BELFAST — A gigantic inflatable rubber duck with the word “Joy” has appeared in Belfast Harbor between the Armistice Footbridge and Front Street Shipyard, and no one knows anything about it — though a press release issued several days later may shed some light.
According to several news outlets that have been keeping close watch on the bobbing and tilting icon, it suddenly appeared Saturday, Aug. 14, to the amusement of many onlookers.
“It just emerged,” said Richard Tozier of Palermo, when we spoke to him on the bridge. “I think it has been floating freely for a while.
“It’s fun,” he added. “Belfast could use a little bit of civility” after the Nordic Aquafarms debate.
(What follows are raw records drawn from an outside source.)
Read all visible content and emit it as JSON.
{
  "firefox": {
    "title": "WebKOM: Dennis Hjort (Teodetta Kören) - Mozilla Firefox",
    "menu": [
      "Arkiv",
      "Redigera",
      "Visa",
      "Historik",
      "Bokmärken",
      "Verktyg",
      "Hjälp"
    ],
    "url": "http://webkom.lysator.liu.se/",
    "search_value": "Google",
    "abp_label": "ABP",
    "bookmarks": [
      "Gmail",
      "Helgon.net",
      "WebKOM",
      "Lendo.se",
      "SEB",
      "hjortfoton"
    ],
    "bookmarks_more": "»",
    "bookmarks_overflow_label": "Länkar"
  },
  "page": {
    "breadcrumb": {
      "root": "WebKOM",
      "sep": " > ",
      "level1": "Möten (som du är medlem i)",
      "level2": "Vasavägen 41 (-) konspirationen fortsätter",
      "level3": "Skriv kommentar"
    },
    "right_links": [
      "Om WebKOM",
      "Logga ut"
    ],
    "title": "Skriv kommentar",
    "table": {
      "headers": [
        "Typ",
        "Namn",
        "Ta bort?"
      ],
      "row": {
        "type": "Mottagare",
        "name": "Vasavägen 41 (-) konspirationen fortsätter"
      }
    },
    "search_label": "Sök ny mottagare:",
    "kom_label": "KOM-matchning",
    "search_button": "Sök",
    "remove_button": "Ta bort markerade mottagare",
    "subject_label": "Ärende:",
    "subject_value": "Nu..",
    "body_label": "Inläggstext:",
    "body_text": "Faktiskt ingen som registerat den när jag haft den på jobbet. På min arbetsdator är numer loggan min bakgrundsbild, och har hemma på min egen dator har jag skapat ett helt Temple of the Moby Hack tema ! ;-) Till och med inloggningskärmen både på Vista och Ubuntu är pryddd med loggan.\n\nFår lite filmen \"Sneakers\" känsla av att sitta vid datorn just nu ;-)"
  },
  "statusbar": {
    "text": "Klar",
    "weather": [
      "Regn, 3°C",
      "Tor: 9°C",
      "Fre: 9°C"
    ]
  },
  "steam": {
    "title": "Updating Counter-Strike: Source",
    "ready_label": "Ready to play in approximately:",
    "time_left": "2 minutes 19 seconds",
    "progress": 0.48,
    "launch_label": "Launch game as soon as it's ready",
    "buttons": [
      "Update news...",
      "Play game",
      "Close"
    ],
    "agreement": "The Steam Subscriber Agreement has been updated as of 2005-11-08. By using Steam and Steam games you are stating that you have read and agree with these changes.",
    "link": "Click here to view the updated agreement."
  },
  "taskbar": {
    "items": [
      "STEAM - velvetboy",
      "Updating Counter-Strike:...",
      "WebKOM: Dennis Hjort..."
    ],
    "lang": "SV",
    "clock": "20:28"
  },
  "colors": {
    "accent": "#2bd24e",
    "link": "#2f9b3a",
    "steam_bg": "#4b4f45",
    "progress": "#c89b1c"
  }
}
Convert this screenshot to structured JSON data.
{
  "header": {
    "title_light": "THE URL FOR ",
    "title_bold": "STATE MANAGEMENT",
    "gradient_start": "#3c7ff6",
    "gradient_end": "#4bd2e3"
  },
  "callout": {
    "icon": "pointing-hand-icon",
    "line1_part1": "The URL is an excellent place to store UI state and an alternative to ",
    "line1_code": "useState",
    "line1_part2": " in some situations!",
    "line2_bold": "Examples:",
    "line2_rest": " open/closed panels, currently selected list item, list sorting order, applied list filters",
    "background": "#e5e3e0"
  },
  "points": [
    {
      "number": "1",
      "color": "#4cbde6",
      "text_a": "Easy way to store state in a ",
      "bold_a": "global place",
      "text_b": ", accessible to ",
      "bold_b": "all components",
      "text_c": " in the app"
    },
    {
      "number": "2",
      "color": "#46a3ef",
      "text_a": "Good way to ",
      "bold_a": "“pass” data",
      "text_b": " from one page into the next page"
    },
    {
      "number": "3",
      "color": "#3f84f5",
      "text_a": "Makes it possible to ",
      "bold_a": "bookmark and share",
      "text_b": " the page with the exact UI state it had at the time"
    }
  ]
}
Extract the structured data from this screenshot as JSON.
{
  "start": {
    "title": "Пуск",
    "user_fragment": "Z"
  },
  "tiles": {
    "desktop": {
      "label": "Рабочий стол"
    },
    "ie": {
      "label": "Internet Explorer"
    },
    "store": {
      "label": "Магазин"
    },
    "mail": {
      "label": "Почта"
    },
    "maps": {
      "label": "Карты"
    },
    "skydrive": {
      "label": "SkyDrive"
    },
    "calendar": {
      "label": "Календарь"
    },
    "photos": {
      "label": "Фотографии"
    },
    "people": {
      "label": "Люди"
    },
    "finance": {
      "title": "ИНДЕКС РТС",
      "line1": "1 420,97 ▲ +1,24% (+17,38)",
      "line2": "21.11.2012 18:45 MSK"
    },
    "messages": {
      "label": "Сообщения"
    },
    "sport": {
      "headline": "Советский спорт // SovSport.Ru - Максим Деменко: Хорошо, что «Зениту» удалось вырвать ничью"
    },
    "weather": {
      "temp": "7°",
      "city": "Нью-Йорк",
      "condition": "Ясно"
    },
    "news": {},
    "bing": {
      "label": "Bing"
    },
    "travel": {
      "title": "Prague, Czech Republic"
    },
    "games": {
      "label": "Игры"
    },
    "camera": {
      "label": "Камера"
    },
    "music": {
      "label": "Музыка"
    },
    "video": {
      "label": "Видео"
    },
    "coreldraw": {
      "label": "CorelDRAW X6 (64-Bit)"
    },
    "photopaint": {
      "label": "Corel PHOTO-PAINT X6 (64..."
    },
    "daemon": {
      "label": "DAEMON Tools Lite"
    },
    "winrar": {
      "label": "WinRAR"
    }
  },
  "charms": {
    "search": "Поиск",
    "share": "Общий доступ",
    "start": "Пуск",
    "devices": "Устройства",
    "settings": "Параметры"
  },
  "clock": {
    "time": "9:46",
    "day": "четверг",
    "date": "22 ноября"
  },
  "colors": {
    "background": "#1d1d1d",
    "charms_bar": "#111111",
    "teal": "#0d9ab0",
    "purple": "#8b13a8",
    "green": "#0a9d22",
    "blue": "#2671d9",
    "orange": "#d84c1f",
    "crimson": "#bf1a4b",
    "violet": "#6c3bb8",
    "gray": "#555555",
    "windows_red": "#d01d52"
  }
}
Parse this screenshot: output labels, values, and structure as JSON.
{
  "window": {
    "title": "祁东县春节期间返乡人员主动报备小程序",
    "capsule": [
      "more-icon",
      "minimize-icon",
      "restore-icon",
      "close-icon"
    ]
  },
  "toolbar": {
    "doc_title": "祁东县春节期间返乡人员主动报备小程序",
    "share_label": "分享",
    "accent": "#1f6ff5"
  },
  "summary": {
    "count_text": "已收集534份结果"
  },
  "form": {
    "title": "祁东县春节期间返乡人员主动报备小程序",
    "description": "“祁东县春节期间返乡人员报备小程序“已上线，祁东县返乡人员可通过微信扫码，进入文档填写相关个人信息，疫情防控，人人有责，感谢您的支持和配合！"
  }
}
Several people could be seen on the footbridge Aug. 18, snapping pictures with their cellphones and discussing the origin of the mysterious and joyful sight.
Eight-year-old Addysen Fairbrother of Searsport said, “We all call him king.I think he is showing off,” she said. “He’s a fashionista.”
Michelle Wilbur, walking with Addysen said, “She brought me down to see it.”
Mike and Mary Meyers of Tampa, Florida, with their little dog Henry said they thought the duck was cute. Mike noted, “I much prefer to look at all the unique boats,” rather than the duck.
Mary said, “It definitely gets your attention.”
Harbormaster Katherine Given told the Bangor Daily News that the 25-foot-tall (7 1/2 meter) duck doesn’t pose a navigational hazard, so there’s no rush to shoo it away.
“Everybody loves it,” Given said. “I have no idea who owns it, but it kind of fits Belfast. A lot of people want to keep it here.”
Colter Thibaudeau, an attendant at the Belfast Harbor Master’s office, said the duck was not moored and he did not know who it belonged to. He added that he had heard the duck had drifted into the bay after breaking free from its anchor in Islesboro. “It just drifted away,” he said.
Recently he saw someone with a dinghy move the duck to its current location by the footbridge.
Ron Jarvella of Belfast wrote to The Republican Journal with his opinion on who might be behind the joyful duck.
“The appearance of Joy, the rubber duck in Belfast harbor has all the earmarks of the work of one of our well-known city counselors,” he said. “This man of mystery has done his best over time to put our fair city on the map, from the flying pachyderm atop one of the downtown buildings to leading a roving band down our Main Street wearing outlandish headgear. We can only hope that this is not the last of his contrivances to bring fame and glory to our fair city.”
Belfast City Councilor Mike Hurley, owner of the elephant-topped Colonial Theater, said he wished he could say he was responsible for the duck, but he was not.
“I know nothing,” he said. “I wish I had.”
A press release issued April 18 by “The Anonymous Benequackers” noted that Joy “was first noticed at the quack of dawn by the Belfast harbormaster, who was stumped by its sudden appearance.” The Benequackers provided the following “eggs-planation”:
“JOY simply is fowl play. In this day (and) age of such bitter divisiveness in our country, we wanted to put forth a reminder of our commonalities instead of our differences. Nothing embodies childhood more than being in a warm bath with your rubber ducky — the joy of not having a care in the world other than having to remember to wash behind our ears!
“So please EnJOY the duck while she is here visiting Belfast and let her put a smile on your face. There’s no specific billing on how long she will be nesting in the harbor before continuing on her flight path to spread joy elsewhere, and then flying south for the winter.”
The Benequackers added:
“We are well aware that September starts duck hunting season in Maine — so she will certainly have flown away long before then!”